Note that x.high contains only one row = one observation, and x.low
similarly contains only one row = one observation. Therefore, the
expected values also only have one *column*.
If you want to generate two column sim output, you need to have two
rows in your setx object. You can hack this by doing:
x.combined <- rbind(x.high, x.low)
class(x.combined) <- class(x.high) # Absolutely essential. Don't skip!!!
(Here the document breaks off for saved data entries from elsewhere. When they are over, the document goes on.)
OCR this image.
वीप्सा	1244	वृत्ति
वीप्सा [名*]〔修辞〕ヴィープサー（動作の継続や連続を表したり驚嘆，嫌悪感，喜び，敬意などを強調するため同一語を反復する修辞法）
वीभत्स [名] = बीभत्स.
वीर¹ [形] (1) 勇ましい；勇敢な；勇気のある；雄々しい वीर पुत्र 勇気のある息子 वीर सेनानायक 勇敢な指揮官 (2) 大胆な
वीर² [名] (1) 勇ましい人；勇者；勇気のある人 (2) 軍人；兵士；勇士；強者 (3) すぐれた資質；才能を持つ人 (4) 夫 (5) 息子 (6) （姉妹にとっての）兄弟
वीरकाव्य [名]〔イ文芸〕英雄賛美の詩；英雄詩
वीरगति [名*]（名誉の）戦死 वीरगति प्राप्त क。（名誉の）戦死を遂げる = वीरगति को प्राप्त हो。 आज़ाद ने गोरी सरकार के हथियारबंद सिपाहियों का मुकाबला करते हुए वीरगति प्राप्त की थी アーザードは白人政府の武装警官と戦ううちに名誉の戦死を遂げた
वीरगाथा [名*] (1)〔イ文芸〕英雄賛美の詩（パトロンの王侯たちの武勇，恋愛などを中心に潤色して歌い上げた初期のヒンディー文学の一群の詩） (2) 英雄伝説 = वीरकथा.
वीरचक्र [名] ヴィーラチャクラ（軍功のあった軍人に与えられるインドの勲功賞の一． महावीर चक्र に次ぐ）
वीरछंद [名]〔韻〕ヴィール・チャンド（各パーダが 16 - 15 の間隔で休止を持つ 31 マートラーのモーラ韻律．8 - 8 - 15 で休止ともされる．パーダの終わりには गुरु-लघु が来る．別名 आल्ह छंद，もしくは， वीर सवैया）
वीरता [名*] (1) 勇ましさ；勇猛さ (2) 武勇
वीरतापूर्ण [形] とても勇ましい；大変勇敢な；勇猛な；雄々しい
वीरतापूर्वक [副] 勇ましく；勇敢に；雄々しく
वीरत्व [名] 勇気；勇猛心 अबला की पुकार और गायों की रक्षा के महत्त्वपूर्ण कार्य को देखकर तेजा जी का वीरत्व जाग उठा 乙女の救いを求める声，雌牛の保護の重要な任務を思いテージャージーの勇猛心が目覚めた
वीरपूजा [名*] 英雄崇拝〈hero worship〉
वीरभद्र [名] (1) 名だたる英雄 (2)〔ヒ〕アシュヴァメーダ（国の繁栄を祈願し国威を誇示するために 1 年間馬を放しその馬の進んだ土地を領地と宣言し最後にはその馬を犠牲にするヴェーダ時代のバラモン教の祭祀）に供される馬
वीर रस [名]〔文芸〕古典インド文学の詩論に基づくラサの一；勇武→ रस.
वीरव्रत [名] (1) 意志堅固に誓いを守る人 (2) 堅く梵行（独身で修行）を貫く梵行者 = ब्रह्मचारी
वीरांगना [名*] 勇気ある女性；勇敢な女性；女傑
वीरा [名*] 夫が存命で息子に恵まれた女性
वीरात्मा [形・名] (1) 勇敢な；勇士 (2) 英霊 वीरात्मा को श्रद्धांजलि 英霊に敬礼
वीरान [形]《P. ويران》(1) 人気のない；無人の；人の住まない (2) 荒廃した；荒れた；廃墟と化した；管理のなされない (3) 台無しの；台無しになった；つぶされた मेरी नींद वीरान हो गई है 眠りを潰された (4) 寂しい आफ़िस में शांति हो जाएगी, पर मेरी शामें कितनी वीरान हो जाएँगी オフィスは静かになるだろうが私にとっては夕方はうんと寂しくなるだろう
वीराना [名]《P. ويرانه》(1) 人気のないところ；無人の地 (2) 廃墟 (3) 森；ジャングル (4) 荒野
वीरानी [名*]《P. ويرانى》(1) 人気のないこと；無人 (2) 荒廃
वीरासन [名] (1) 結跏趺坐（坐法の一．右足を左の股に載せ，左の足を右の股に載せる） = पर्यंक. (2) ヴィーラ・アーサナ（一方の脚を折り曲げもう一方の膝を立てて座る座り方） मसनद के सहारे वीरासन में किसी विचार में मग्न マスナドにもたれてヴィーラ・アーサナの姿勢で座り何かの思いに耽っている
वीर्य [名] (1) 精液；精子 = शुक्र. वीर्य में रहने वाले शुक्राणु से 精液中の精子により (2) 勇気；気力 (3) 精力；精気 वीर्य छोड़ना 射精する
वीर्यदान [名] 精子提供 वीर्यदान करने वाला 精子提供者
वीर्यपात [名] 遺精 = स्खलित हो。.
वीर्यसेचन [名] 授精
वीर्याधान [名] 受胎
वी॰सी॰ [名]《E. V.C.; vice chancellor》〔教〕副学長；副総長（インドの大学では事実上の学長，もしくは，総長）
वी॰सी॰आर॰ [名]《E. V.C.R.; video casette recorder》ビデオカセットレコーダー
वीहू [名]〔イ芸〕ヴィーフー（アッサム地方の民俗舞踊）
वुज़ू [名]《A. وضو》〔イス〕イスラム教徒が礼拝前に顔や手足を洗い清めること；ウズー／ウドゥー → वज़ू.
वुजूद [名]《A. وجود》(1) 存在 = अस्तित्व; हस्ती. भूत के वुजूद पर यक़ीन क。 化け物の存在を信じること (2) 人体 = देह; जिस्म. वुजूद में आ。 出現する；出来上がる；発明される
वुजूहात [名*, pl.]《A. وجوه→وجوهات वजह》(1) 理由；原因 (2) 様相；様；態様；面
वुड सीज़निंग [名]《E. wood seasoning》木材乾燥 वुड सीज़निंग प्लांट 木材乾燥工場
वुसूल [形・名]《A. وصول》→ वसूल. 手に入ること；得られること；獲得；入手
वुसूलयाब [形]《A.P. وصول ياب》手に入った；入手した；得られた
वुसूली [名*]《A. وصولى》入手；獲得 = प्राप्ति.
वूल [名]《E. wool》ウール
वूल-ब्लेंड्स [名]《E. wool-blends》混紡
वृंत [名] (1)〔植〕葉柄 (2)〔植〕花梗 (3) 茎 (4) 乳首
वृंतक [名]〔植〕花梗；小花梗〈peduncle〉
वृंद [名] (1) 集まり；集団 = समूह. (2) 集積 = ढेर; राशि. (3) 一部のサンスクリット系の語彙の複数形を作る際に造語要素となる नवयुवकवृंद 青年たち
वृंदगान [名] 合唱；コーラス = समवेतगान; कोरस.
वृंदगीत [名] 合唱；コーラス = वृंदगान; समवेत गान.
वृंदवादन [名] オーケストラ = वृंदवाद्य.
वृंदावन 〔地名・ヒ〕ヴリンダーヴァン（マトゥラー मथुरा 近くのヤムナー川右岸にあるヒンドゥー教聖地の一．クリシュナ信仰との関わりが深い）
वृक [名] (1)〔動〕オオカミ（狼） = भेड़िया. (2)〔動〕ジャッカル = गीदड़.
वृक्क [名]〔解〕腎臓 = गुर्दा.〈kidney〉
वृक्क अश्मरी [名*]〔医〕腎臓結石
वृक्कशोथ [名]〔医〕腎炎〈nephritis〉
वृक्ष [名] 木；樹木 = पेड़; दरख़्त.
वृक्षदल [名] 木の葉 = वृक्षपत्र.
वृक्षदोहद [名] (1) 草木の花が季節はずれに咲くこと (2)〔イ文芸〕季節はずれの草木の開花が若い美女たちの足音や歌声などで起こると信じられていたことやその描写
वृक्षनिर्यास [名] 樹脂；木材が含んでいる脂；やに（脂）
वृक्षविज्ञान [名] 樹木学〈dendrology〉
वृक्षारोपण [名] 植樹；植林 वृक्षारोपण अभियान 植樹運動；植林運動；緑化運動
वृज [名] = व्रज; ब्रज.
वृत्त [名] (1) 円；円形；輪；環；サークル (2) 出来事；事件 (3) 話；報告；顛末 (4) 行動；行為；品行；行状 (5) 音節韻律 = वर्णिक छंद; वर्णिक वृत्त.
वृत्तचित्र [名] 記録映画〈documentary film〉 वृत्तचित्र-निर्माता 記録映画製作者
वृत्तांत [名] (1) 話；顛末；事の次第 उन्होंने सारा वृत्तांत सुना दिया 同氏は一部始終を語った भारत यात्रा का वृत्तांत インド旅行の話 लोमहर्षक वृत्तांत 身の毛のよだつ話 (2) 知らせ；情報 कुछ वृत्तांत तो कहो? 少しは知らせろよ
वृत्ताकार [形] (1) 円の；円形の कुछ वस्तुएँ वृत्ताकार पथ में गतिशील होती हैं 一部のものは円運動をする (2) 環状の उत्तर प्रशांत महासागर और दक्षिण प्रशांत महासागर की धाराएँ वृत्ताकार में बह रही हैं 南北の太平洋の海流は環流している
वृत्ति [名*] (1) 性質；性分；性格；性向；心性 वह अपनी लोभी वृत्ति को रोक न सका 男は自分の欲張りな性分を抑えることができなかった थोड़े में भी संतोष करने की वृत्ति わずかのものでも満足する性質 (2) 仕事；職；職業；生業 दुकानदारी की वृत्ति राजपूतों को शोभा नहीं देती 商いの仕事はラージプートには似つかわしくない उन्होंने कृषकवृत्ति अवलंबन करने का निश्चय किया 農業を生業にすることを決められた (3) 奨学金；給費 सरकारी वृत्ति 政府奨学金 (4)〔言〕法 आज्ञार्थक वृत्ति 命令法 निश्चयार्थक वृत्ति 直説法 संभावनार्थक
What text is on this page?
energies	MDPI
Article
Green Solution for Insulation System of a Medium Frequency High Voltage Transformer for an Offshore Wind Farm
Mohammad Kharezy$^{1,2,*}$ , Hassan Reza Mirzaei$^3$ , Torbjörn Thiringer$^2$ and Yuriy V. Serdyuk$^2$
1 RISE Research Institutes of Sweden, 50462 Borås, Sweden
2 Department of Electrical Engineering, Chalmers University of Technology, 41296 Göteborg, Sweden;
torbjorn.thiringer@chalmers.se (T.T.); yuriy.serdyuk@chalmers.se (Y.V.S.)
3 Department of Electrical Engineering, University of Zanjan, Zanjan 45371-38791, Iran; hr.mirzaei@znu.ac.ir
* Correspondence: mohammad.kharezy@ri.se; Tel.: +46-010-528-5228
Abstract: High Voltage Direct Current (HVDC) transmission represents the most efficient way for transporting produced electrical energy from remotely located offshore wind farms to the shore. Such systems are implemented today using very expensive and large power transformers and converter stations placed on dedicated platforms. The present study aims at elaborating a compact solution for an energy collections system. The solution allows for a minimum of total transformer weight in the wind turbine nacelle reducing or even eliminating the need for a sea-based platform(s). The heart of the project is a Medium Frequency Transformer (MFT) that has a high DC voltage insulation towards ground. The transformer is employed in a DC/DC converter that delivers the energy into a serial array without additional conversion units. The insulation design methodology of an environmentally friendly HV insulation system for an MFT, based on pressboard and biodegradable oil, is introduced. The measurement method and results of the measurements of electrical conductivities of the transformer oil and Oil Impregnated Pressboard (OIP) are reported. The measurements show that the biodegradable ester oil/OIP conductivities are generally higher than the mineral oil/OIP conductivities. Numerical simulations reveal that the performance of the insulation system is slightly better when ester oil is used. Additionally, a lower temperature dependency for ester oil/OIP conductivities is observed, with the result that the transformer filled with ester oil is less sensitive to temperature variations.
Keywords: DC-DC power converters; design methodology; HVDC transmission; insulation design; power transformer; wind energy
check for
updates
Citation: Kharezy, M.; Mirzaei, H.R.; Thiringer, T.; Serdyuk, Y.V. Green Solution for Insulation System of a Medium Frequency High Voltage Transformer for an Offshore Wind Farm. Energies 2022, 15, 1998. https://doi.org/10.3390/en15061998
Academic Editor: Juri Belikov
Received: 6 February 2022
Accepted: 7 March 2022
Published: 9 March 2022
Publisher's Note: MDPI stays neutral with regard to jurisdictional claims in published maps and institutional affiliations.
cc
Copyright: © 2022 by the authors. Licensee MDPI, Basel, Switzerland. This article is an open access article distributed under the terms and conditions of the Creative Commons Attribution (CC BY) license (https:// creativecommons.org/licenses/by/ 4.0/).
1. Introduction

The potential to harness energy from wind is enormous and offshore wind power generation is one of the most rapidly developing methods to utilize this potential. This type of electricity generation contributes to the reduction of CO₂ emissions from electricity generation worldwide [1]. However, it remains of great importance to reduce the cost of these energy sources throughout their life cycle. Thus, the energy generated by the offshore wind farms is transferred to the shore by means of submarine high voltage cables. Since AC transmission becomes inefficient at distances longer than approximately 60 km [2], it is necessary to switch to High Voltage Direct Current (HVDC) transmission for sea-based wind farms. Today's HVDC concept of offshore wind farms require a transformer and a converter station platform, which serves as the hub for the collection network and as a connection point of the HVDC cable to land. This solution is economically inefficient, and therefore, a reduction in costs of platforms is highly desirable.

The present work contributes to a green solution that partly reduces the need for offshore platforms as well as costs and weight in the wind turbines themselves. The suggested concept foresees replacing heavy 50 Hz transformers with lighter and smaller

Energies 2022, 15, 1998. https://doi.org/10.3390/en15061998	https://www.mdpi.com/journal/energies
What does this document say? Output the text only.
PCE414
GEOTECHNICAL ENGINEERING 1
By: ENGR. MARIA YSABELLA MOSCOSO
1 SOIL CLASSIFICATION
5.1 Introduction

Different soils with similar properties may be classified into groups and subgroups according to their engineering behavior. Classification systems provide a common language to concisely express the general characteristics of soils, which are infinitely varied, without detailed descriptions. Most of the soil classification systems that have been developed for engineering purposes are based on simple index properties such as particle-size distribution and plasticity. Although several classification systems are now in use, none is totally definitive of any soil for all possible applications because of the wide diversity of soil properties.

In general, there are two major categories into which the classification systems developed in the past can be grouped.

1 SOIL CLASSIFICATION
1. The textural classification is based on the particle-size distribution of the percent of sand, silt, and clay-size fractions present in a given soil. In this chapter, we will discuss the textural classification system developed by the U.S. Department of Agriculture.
(which I haven't tried, but should work)
Then the ev in sim output should be 1000 (simulations) x 2 (observations).
Good luck,
Olivia
On Mon, Jun 6, 2011 at 3:19 PM, Tom Wood <tomwood(a)uchicago.edu> wrote:
Hi Zelig List
I'm confused about how expected values, first differences etc are indexed
when you instruct Zelig to include more than one x value. For instance
library(Zelig)
data(voteincome)
z.out1 <- zelig(vote ~ education + age + female + tag(1 | state),
data = voteincome,
model = "logit.mixed")
x.high <- setx(z.out1, education = quantile(voteincome$education,
+ 0.8))
x.low <- setx(z.out1, education = quantile(voteincome$education,
+ 0.2))
s.out1 <- sim(z.out1, x = x.high)
dim(s.out1$qi$ev)
[1] 1000 1
s.out2 <- sim(z.out1, x = x.high, x1 = x.low)
dim(s.out2$qi$ev)
[1] 1000 1
The zelig manual suggests that these quantities will be indexed by
simulation × quantity × x-observation. That doesn't seem to be happening
here. Can I access the separate probabilities for both X and X1, or do I
need to simulate them with separate sim calls?